Learning Kubernetes (k8 for short) is already complex, to make it even funnier I decided to go one level below and learn (or try) how this container orchestrator works behind scenes.
K8 Architecture Summary
In a nutshell, k8 has two components
1. Control Plane (master node)
- API Server
- Control Manager
- etcd (key-value storage)
2. The (worker) Nodes
- Kube Proxy
- Container Runtime (docker or others)
How these components communicate?
- All components communicate with the API server.
- They don’t talk to each other directly.
- Only the API server communicates with etcd.
- Communication between the API server and the other components are initiated by the components, except when we run
kubectlto get logs ,
kubectl attachto connect to a running container. In those cases the API Server connects to the kubelet.
How components are run
The kubelet is one of the most interesting components of the system because is the only one that always runs as a regular system processes. All the other components in the Control plane and Worker nodes can run as pods or system process. The kubelet is also deployed to the Master node to run the Control Plane components as pods.
etcd knows everything about your cluster
All objects configurations are stored in etcd.

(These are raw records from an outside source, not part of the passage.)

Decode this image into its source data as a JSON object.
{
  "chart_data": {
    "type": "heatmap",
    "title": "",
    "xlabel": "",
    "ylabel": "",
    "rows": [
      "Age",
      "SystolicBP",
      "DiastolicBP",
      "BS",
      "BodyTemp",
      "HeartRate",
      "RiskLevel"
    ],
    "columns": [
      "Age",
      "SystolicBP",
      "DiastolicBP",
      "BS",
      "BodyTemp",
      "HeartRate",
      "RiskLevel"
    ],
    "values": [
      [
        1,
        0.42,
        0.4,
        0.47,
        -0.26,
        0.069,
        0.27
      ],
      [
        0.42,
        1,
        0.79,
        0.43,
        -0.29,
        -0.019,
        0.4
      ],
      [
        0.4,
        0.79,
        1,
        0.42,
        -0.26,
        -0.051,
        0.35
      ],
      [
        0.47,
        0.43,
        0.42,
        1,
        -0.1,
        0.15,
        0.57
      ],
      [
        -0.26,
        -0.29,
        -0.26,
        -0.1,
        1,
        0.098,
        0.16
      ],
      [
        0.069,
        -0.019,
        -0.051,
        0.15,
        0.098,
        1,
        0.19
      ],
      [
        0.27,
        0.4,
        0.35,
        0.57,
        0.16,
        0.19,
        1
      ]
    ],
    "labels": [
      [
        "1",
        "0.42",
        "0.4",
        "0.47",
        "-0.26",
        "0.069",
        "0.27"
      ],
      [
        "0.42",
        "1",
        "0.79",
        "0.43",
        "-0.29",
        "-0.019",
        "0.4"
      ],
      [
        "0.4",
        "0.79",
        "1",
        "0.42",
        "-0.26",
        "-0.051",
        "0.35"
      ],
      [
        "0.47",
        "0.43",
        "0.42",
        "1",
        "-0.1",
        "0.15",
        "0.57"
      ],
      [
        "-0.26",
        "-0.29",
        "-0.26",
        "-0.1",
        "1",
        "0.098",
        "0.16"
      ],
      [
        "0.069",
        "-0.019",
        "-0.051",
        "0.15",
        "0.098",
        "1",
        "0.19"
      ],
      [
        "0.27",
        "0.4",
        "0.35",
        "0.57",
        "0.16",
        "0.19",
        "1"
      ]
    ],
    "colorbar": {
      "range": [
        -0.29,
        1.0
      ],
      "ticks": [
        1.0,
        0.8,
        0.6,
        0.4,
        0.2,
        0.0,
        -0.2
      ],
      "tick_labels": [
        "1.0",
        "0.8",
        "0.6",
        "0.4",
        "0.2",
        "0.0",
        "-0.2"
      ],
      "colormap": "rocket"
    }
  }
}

For instance, all the operations for retrieving information about the cluster such as
kubectl get nodes,
kubectl get pods, etc. starts with a call to the API Server and then the API Server reads the information from etcd.
The same happens when we make a change in the cluster like adding a new pod
kubectl create -f new-pod.yaml. The API Server is called and this interacts with etcd to write the new state of the cluster.
The API Server talks with everyone
It is basically a CRUD system (create, read, update, delete) with a RESTful API endpoint and his database is the etcd service.
It also validates the objects before storing to etcd. It uses Optimistic Locking to ensure that two clients don’t update objects at the same time.
The API Server uses Authentication plugins to authenticate the user, after the plugin identifies the user, extracts the userid and group, this data is used by the Authorization Plugin to identify if the user can perform the action on the requested resource. After the plugin says that the user can perform the action a request is sent to the Admision Control Plugin. In Summary:
Authentication Plugin –> Authorization Plugin –> Adminision Control Plugin
After all this process the API Server validates the object and stores the state in etcd and returns a response to the client.
The Scheduler is always watching the API Server
The Scheduler has a watch mechanism and waits for newly created pods through the API Server, then assign the new pod to a node. The Scheduler does not communicate with the node server or kubelet, all the Scheduler does is update the pod definition through the API Server.
So far seems like a simple task if the Scheduler just picks a random node to schedule the pod but actually, the Scheduler uses algorithms to pick the best node.
- Filter nodes to obtain the acceptable nodes.
- Chose the best one based on the highest score, if all have the same score, round-robin is used.
Acceptable Nodes Questions:
- Can the Node fulfill the pod request for Hardware resources?
- If the pod request to run in a particular node, is this the node?
- If the pod request to mount a volume, can this volume be mounted in this node?
- Does the pod tolerate the taints of the node?
Pods belonging to the same Service or ReplicaSet are spread across multiple nodes by default, but this is not guaranteed. We can force the pods to be spread across the cluster or kept together by defining pod affinity rules.
The Control Manager has multiple controllers
There is a controller for almost every resource you can create. The list of these controllers include:
- Replication manager
- ReplicaSet, DaemonSet and Job controllers
- Deployment controller
- StatefulSet controller
- Node controller
- Service controller
- NameSpace controller
- PersistentVolume controller
What they do and how they do it?
Controllers watch the API Server for changes in resources (Deployments, Services, etc) and perform operations for each change. They don’t communicate with the kubelet directly or issue any instructions to them, they just update a resource in the API Server
The Kubelet is not a pod but creates multiple ones
- Its initial job is to register the node where is running by creating a Job Resource in the API Server.
- Then monitor the API Server for Pods that have been scheduled in the node, and start the pod container (container runtime).
- Constantly monitors running containers and report their status to the API Server
Running static pods without talking to the API Server is also possible. Actually, this is how the master nodes run the control plane pods. in summary, the kubelet runs pods based on pods specs from the API Server and a local file directory (Kubelet manifest Directory).
Kube-Proxy does Networking
The kube-proxy makes sure connections to the service IP and ports are routed to the right pod. When the service has multiple pods, kube-proxy performs load balancing across those pods.
Two proxy modes:
- userspace proxy mode
- iptables proxy mode (better performance)
And finally, we have the add-ons
Extra features like the Kubernetes Dashboard and DNS lookup for Services.